ROANOKE TIMES 
                      Copyright (c) 1996, Roanoke Times

DATE: Tuesday, September 17, 1996            TAG: 9609170090
SECTION: VIRGINIA                 PAGE: C-3  EDITION: METRO 
SOURCE: DAN CASEY STAFF WRITER


COUNCIL DELAYS FORGIVING TAP LOAN

A group of residents says it wants the Henry Street Music Center returned to the black community. And angry remarks the group's members delivered to City Council on Monday caused council to at least temporarily shelve plans to forgive a $212,000 loan that was used for asbestos removal in the building.

The 6-1 vote tabled a recommendation by City Manager Bob Herbert that council turn a $212,000 loan to Total Action Against Poverty into a grant and formally acknowledge that it won't be repaid.

The action came after three residents chided the city, TAP and the Roanoke Redevelopment and Housing Authority for the way the city and the community action agency came to own the former Dumas Hotel.

The chief criticism was delivered by Vernice Law, whose son and daughter-in-law, Wilton and Darthula Lash, were the last owners of the old hotel. The Lashes, who live in Fairfax Station, did not attend the council meeting.

Law said her family felt "frustration, disbelief and a sense of betrayal at how their property was forced to be sold to the city and the Roanoke Redevelopment and Housing Authority under threat of condemnation" in the late 1980s.

Her comments continued a theme expressed by residents who participated in a community workshop in August, when the housing authority's acquisition of city neighborhoods over the years was roundly criticized.

TAP took over the Music Center building in 1990 and has since sunk about $800,000 into renovating it.

Law said her aim is to get TAP to sell the building back to her family. Clauses the city manager added into the agreement forgiving the loan would prevent that from ever happening, she argued - a contention the city attorney disputed.

Law urged council to forgive the loan, but without the "strings" attached. One stipulation requires TAP to pay the city 26 percent of the music center's gross revenues for the next five years.

In an April 2 letter to TAP, the Lashes offered the agency $24,000 for the renovated building, exactly what the housing authority paid them years ago.

Ted Edlich, TAP executive director, said after Law spoke that TAP was not interested in selling at that price. He told council it could cost up to $500,000 to finish renovations on the music center's second and third floors.

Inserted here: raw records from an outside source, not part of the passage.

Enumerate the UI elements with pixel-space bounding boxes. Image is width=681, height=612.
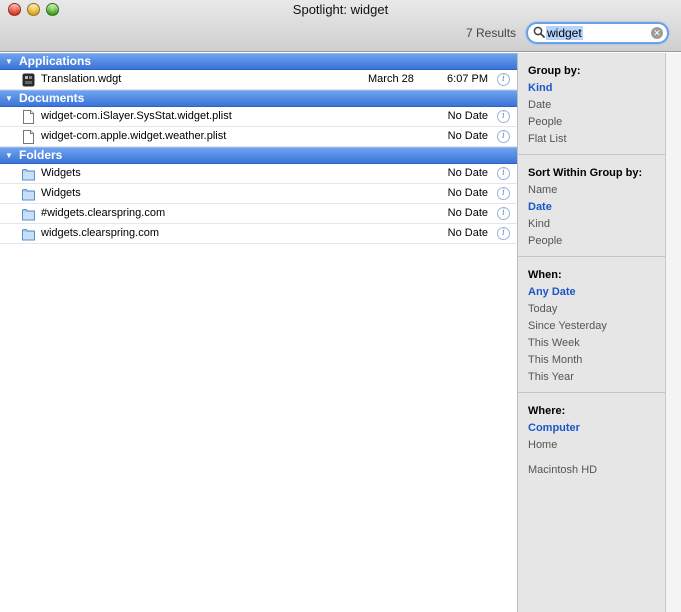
filter-heading: When: — [528, 269, 562, 281]
result-row[interactable]: #widgets.clearspring.com No Date i — [0, 204, 517, 224]
filter-section-sort-within: Sort Within Group by: Name Date Kind People — [518, 155, 665, 257]
clear-search-icon[interactable]: ✕ — [651, 27, 663, 39]
info-icon[interactable]: i — [497, 187, 510, 200]
group-header-documents[interactable]: ▼ Documents — [0, 90, 517, 107]
filter-option-this-year[interactable]: This Year — [528, 369, 665, 386]
document-icon — [23, 130, 34, 144]
result-name: widget-com.apple.widget.weather.plist — [41, 130, 227, 142]
filter-heading: Where: — [528, 405, 566, 417]
result-row[interactable]: Widgets No Date i — [0, 184, 517, 204]
result-time: No Date — [447, 187, 488, 199]
filter-option-any-date[interactable]: Any Date — [528, 284, 665, 301]
info-icon[interactable]: i — [497, 130, 510, 143]
folder-icon — [22, 189, 35, 201]
group-header-folders[interactable]: ▼ Folders — [0, 147, 517, 164]
result-time: No Date — [447, 227, 488, 239]
results-list: ▼ Applications Translation.wdgt March 28 6:0… — [0, 53, 517, 612]
result-name: widgets.clearspring.com — [41, 227, 159, 239]
filter-section-group-by: Group by: Kind Date People Flat List — [518, 53, 665, 155]
filter-option-home[interactable]: Home — [528, 437, 665, 454]
filter-sidebar: Group by: Kind Date People Flat List Sort Wit… — [517, 53, 665, 612]
result-name: #widgets.clearspring.com — [41, 207, 166, 219]
info-icon[interactable]: i — [497, 207, 510, 220]
info-icon[interactable]: i — [497, 73, 510, 86]
disclosure-triangle-icon[interactable]: ▼ — [5, 90, 14, 107]
result-row[interactable]: Widgets No Date i — [0, 164, 517, 184]
group-header-label: Folders — [19, 148, 63, 162]
group-header-label: Applications — [19, 54, 92, 68]
search-field[interactable]: widget ✕ — [526, 22, 669, 44]
filter-option-kind[interactable]: Kind — [528, 216, 665, 233]
filter-option-people[interactable]: People — [528, 114, 665, 131]
result-row[interactable]: widget-com.apple.widget.weather.plist No … — [0, 127, 517, 147]
filter-option-computer[interactable]: Computer — [528, 420, 665, 437]
filter-heading: Group by: — [528, 65, 581, 77]
filter-option-macintosh-hd[interactable]: Macintosh HD — [528, 462, 665, 479]
widget-app-icon — [22, 73, 35, 87]
result-time: No Date — [447, 167, 488, 179]
result-name: widget-com.iSlayer.SysStat.widget.plist — [41, 110, 232, 122]
folder-icon — [22, 169, 35, 181]
filter-section-where: Where: Computer Home Macintosh HD — [518, 393, 665, 485]
result-date: March 28 — [368, 73, 414, 85]
filter-option-this-week[interactable]: This Week — [528, 335, 665, 352]
filter-option-today[interactable]: Today — [528, 301, 665, 318]
filter-option-flat-list[interactable]: Flat List — [528, 131, 665, 148]
filter-option-date[interactable]: Date — [528, 97, 665, 114]
group-header-label: Documents — [19, 91, 85, 105]
info-icon[interactable]: i — [497, 167, 510, 180]
info-icon[interactable]: i — [497, 227, 510, 240]
result-row[interactable]: widget-com.iSlayer.SysStat.widget.plist N… — [0, 107, 517, 127]
result-row[interactable]: Translation.wdgt March 28 6:07 PM i — [0, 70, 517, 90]
filter-option-name[interactable]: Name — [528, 182, 665, 199]
window-title: Spotlight: widget — [292, 2, 389, 17]
group-header-applications[interactable]: ▼ Applications — [0, 53, 517, 70]
result-name: Translation.wdgt — [41, 73, 122, 85]
result-time: 6:07 PM — [447, 73, 488, 85]
disclosure-triangle-icon[interactable]: ▼ — [5, 147, 14, 164]
filter-option-date[interactable]: Date — [528, 199, 665, 216]
window-toolbar: Spotlight: widget 7 Results widget ✕ — [0, 0, 681, 52]
results-count: 7 Results — [466, 26, 517, 40]
result-row[interactable]: widgets.clearspring.com No Date i — [0, 224, 517, 244]
filter-option-people[interactable]: People — [528, 233, 665, 250]
filter-heading: Sort Within Group by: — [528, 167, 643, 179]
filter-section-when: When: Any Date Today Since Yesterday This We… — [518, 257, 665, 393]
folder-icon — [22, 209, 35, 221]
filter-option-since-yesterday[interactable]: Since Yesterday — [528, 318, 665, 335]
result-name: Widgets — [41, 167, 81, 179]
folder-icon — [22, 229, 35, 241]
search-query-text[interactable]: widget — [546, 26, 583, 40]
result-time: No Date — [447, 110, 488, 122]
result-time: No Date — [447, 207, 488, 219]
result-name: Widgets — [41, 187, 81, 199]
filter-option-this-month[interactable]: This Month — [528, 352, 665, 369]
filter-option-kind[interactable]: Kind — [528, 80, 665, 97]
info-icon[interactable]: i — [497, 110, 510, 123]
magnifier-icon — [533, 26, 545, 38]
disclosure-triangle-icon[interactable]: ▼ — [5, 53, 14, 70]
vertical-scrollbar[interactable] — [665, 53, 681, 612]
document-icon — [23, 110, 34, 124]
result-time: No Date — [447, 130, 488, 142]
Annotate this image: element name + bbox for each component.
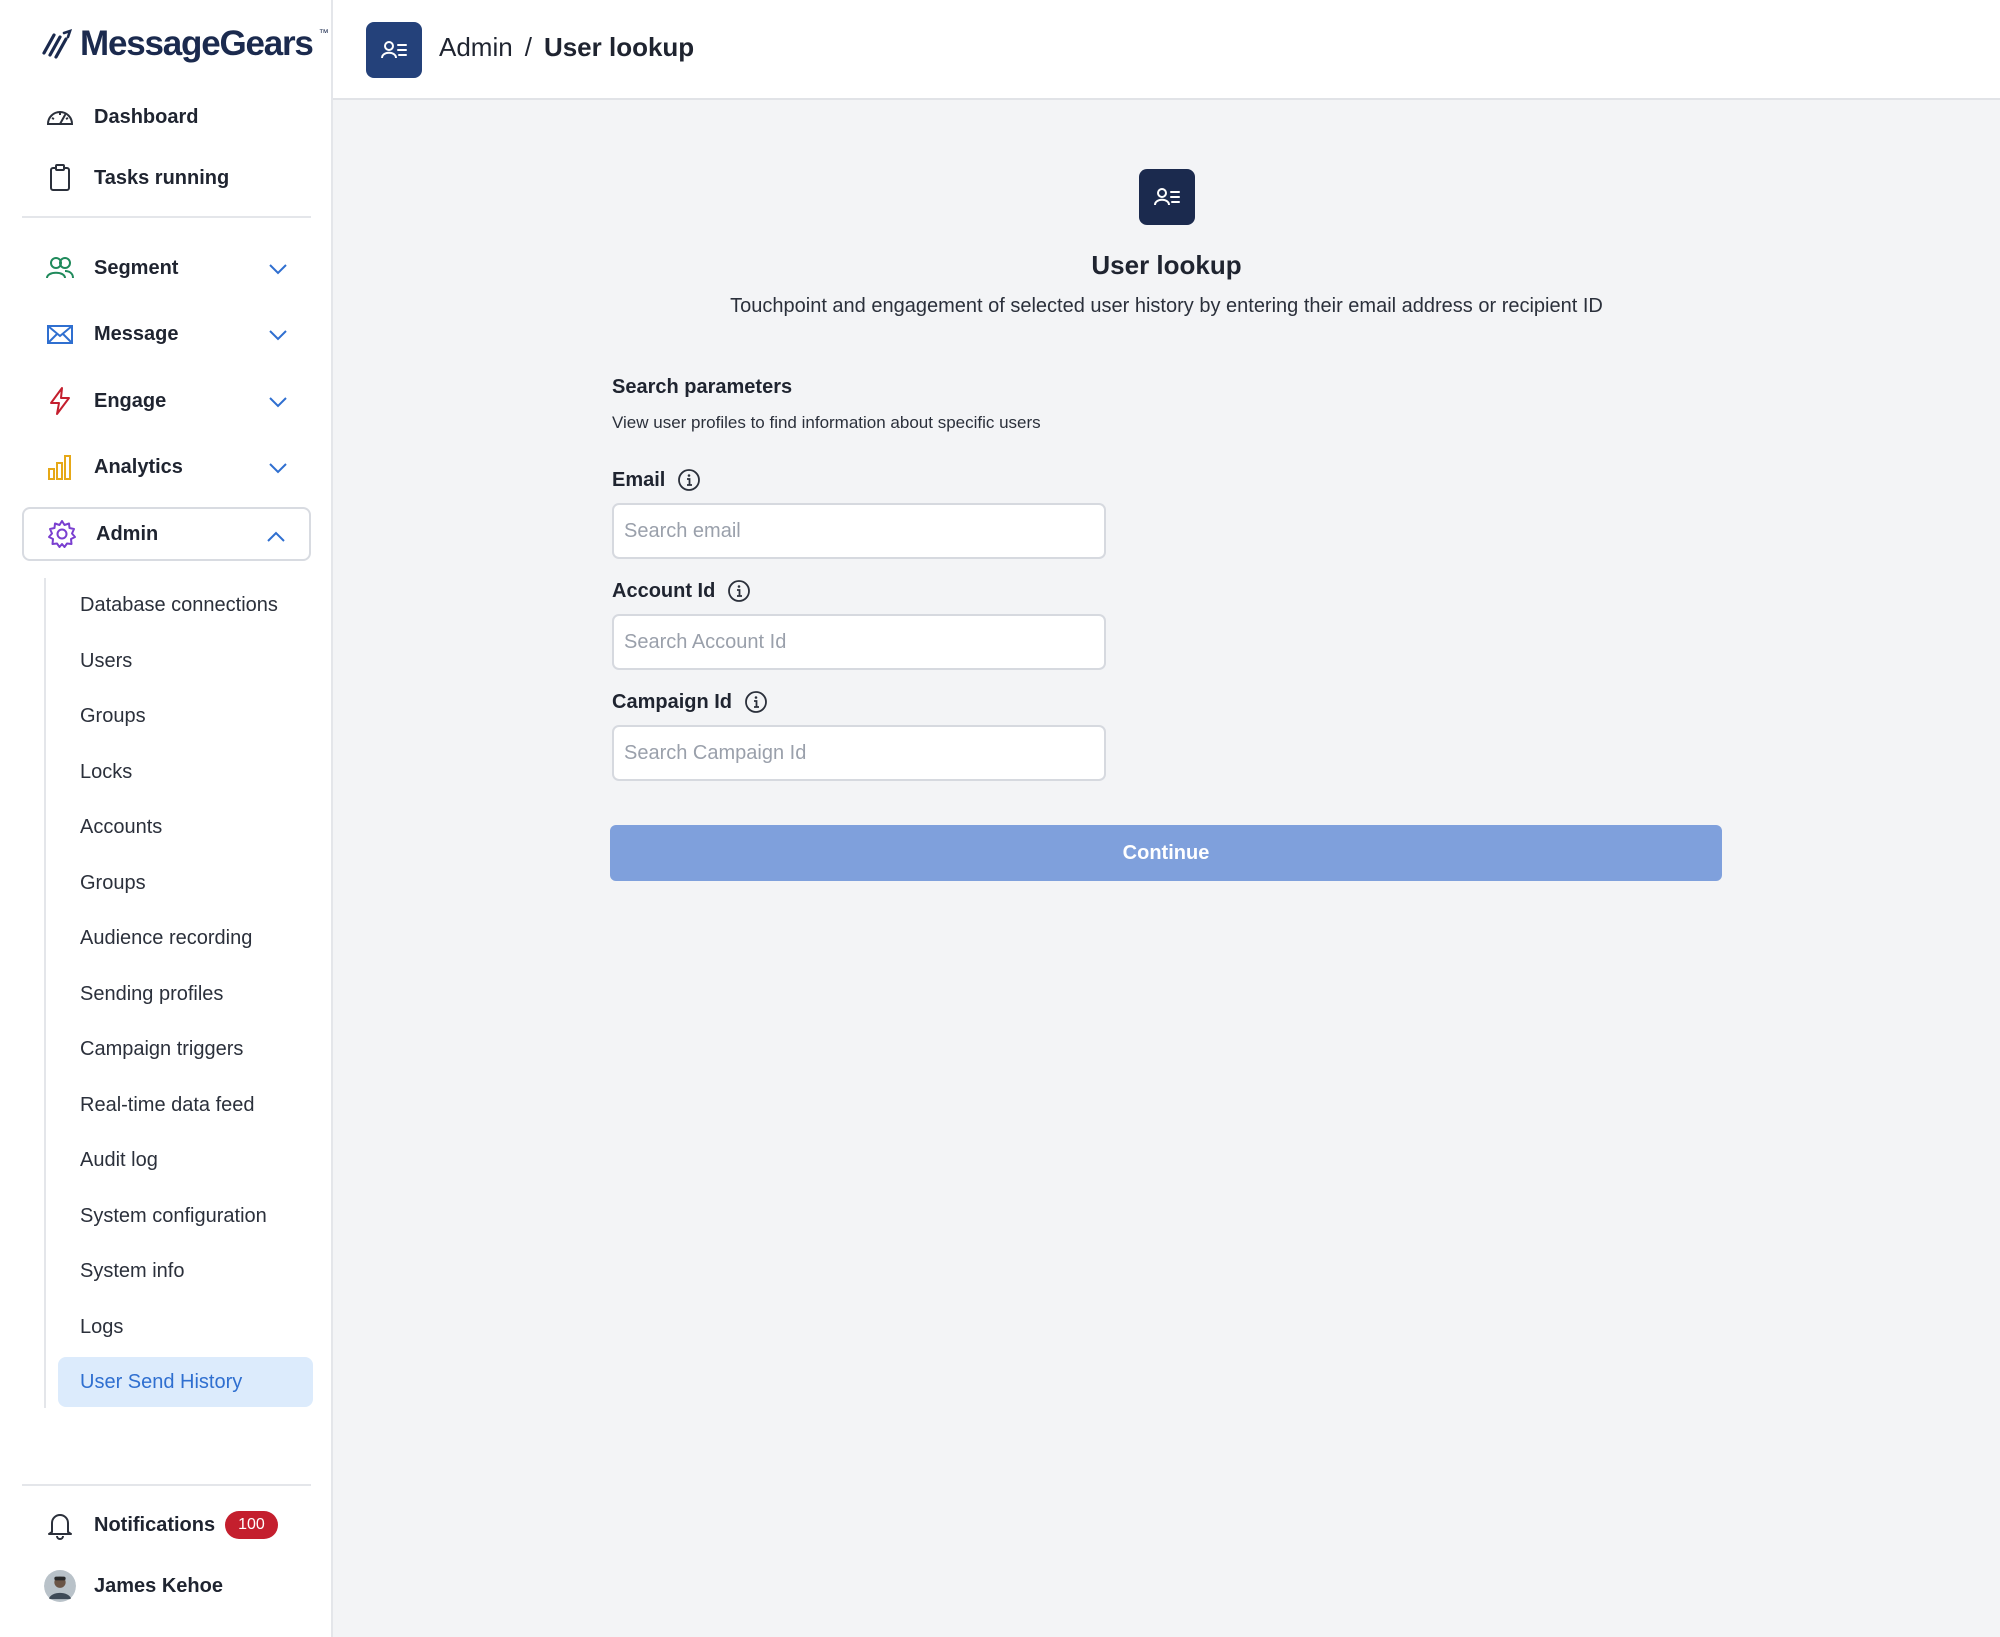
main-content: Admin / User lookup User lookup Touchpoi… xyxy=(333,0,2000,1637)
nav-user-profile[interactable]: James Kehoe xyxy=(22,1559,311,1613)
user-name: James Kehoe xyxy=(94,1574,223,1597)
chevron-down-icon[interactable] xyxy=(267,457,289,479)
info-icon[interactable] xyxy=(744,690,768,714)
email-field[interactable] xyxy=(612,503,1106,559)
campaign-id-label: Campaign Id xyxy=(612,690,768,714)
email-label: Email xyxy=(612,468,701,492)
info-icon[interactable] xyxy=(727,579,751,603)
info-icon[interactable] xyxy=(677,468,701,492)
app-root: MessageGears ™ Dashboard Tasks running S… xyxy=(0,0,2000,1637)
sidebar-item-database-connections[interactable]: Database connections xyxy=(58,580,313,630)
bell-icon xyxy=(44,1509,76,1541)
sidebar-item-groups[interactable]: Groups xyxy=(58,691,313,741)
messagegears-logo-icon xyxy=(42,28,73,59)
nav-engage[interactable]: Engage xyxy=(22,374,311,428)
chevron-down-icon[interactable] xyxy=(267,324,289,346)
account-id-label: Account Id xyxy=(612,579,751,603)
sidebar-item-locks[interactable]: Locks xyxy=(58,747,313,797)
user-list-icon xyxy=(1139,169,1195,225)
breadcrumb-current: User lookup xyxy=(543,32,695,62)
user-lookup-form: Search parameters View user profiles to … xyxy=(610,376,1724,881)
bar-chart-icon xyxy=(44,451,76,483)
breadcrumb-separator: / xyxy=(524,32,532,62)
account-id-label-text: Account Id xyxy=(612,579,716,602)
nav-dashboard[interactable]: Dashboard xyxy=(22,90,311,144)
sidebar-item-audience-recording[interactable]: Audience recording xyxy=(58,913,313,963)
campaign-id-label-text: Campaign Id xyxy=(612,690,733,713)
nav-message[interactable]: Message xyxy=(22,307,311,361)
avatar xyxy=(44,1570,76,1602)
sidebar-divider-bottom xyxy=(22,1484,311,1486)
nav-message-label: Message xyxy=(94,322,179,345)
nav-notifications[interactable]: Notifications 100 xyxy=(22,1498,311,1552)
email-label-text: Email xyxy=(612,468,666,491)
sidebar-item-logs[interactable]: Logs xyxy=(58,1302,313,1352)
section-subtitle: View user profiles to find information a… xyxy=(612,413,1041,432)
notifications-count-badge: 100 xyxy=(225,1511,278,1539)
nav-engage-label: Engage xyxy=(94,389,167,412)
account-id-field[interactable] xyxy=(612,614,1106,670)
sidebar-item-system-info[interactable]: System info xyxy=(58,1246,313,1296)
sidebar-item-accounts[interactable]: Accounts xyxy=(58,802,313,852)
chevron-up-icon[interactable] xyxy=(265,526,287,548)
breadcrumb-admin[interactable]: Admin xyxy=(439,32,513,63)
admin-subnav: Database connections Users Groups Locks … xyxy=(44,578,313,1408)
nav-analytics-label: Analytics xyxy=(94,455,183,478)
users-icon xyxy=(44,252,76,284)
sidebar-item-groups-2[interactable]: Groups xyxy=(58,858,313,908)
gauge-icon xyxy=(44,101,76,133)
sidebar-item-real-time-data-feed[interactable]: Real-time data feed xyxy=(58,1080,313,1130)
nav-tasks-running[interactable]: Tasks running xyxy=(22,151,311,205)
nav-dashboard-label: Dashboard xyxy=(94,105,199,128)
sidebar-item-sending-profiles[interactable]: Sending profiles xyxy=(58,969,313,1019)
chevron-down-icon[interactable] xyxy=(267,258,289,280)
clipboard-icon xyxy=(44,162,76,194)
brand-name: MessageGears xyxy=(80,24,314,63)
sidebar-item-system-configuration[interactable]: System configuration xyxy=(58,1191,313,1241)
section-title: Search parameters xyxy=(612,376,793,398)
nav-admin[interactable]: Admin xyxy=(22,507,311,561)
continue-button[interactable]: Continue xyxy=(610,825,1722,881)
gear-icon xyxy=(46,518,78,550)
nav-segment[interactable]: Segment xyxy=(22,241,311,295)
brand-logo[interactable]: MessageGears ™ xyxy=(40,22,329,66)
nav-segment-label: Segment xyxy=(94,256,179,279)
sidebar-item-audit-log[interactable]: Audit log xyxy=(58,1135,313,1185)
page-title: User lookup xyxy=(1091,250,1242,280)
sidebar-item-user-send-history[interactable]: User Send History xyxy=(58,1357,313,1407)
nav-admin-label: Admin xyxy=(96,522,159,545)
top-bar: Admin / User lookup xyxy=(333,0,2000,100)
lightning-icon xyxy=(44,385,76,417)
user-list-icon xyxy=(366,22,422,78)
chevron-down-icon[interactable] xyxy=(267,391,289,413)
nav-tasks-running-label: Tasks running xyxy=(94,166,230,189)
sidebar-item-users[interactable]: Users xyxy=(58,636,313,686)
page-description: Touchpoint and engagement of selected us… xyxy=(730,295,1603,317)
nav-notifications-label: Notifications xyxy=(94,1513,216,1536)
envelope-icon xyxy=(44,318,76,350)
nav-analytics[interactable]: Analytics xyxy=(22,440,311,494)
sidebar-divider-top xyxy=(22,216,311,218)
sidebar-item-campaign-triggers[interactable]: Campaign triggers xyxy=(58,1024,313,1074)
breadcrumb: Admin / User lookup xyxy=(439,32,694,63)
campaign-id-field[interactable] xyxy=(612,725,1106,781)
sidebar: MessageGears ™ Dashboard Tasks running S… xyxy=(0,0,333,1637)
brand-trademark: ™ xyxy=(318,28,329,39)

Council made the loan while facing a deadline to accept a $600,000 federal grant it received to renovate the building. Shortly after the agency bought it, TAP discovered asbestos inside, which boosted the price of renovations by $212,000. The money lent to TAP came out of federal Community Development Block Grants the city receives each year.

TAP asked the city for a grant to cover the asbestos removal. City Council offered a loan instead, and Edlich said agency officials accepted the loan knowing there was little chance it would ever be repaid.

The motion delaying action on writing off the loan was offered by Councilman Carroll Swain. Siding with him on a voice vote were Vice Mayor Linda Wyatt and Councilmen Nelson Harris, Jack Parrott, William White and Jim Trout. The lone vote against Swain's motion was cast by Mayor David Bowers.